Basically, it was, "Start over."

The task force -- made up of York County Community Foundation and York Counts members -- said the only way to solve the district's financial woes, stem declining enrollment and address community dissatisfaction is to convert all of its schools to charter academies.

What the district has been doing so far obviously isn't working, and other ideas, such as vouchers, don't address the problem, members said.

A systemic change is in order.

The task force made its recommendation Wednesday during a meeting of the district's Financial Recovery Advisory Committee, formed by state-appointed Chief Recovery Officer David Meckley to help find a new direction for the district.

The financial recovery process, which kicked off in December, is mandated by the state because of the district's seemingly endless financial woes.

The York City School District already has five charter schools -- which have been siphoning students and funding for years -- but task force members said their recommendation isn't a matter of "If you can't beat them join them."

A full conversion -- over five years -- is simply the best option that will produce results quickly, they said.

Still, the characterization could easily apply.

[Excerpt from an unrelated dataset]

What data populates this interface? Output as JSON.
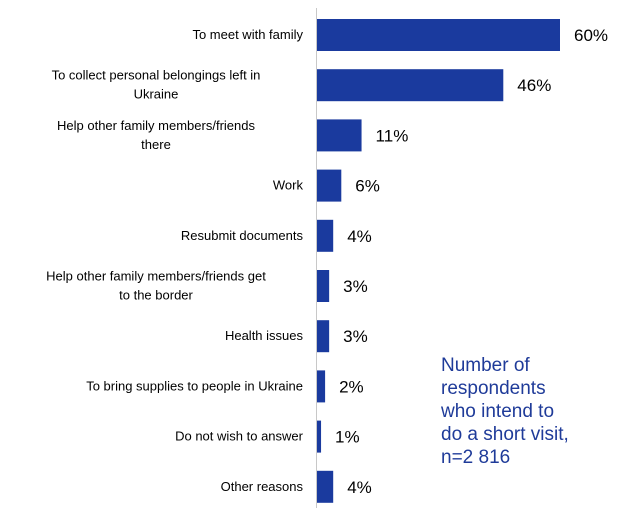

The same night the task force made its recommendation, the recovery committee heard from its state-assigned financial consulting firm, which predicted an exodus of students to charter schools in the coming years.

Enrollment at existing charter schools will grow by 1,100 students, from 2,427 students as of January 2013 to 3,567 by 2018, the consultant said. At the same time, York City School District enrollment will drop from 4,799 students now to 4,188 in five years.

Assuming no wage increases or changes to state aid calculations, the result will be huge annual deficits, building to a $21 million shortfall in the 2017-18 school year, according to the consultant.

By 2018, charter school tuition payments would account for half of the district's projected $140 million 2017-18 budget.

So if that's the trend, why not embrace a full conversion to charter schools now, allowing for an orderly transition?

The main reason is there are plenty of questions about its plan the task force can't answer.

For instance, where does a full conversion leave the school board, the only entity allowed to levy school taxes? How much money will it actually save? Does state law even allow for this, and, if not, will legislators be willing to change the law?

Finding those answers will be up to Meckley and his committee -- if, that is, they decide to pursue it.

We hope they do.

The York City School District's problems run so deep it's almost a given the solution will lie in an innovative move such as this.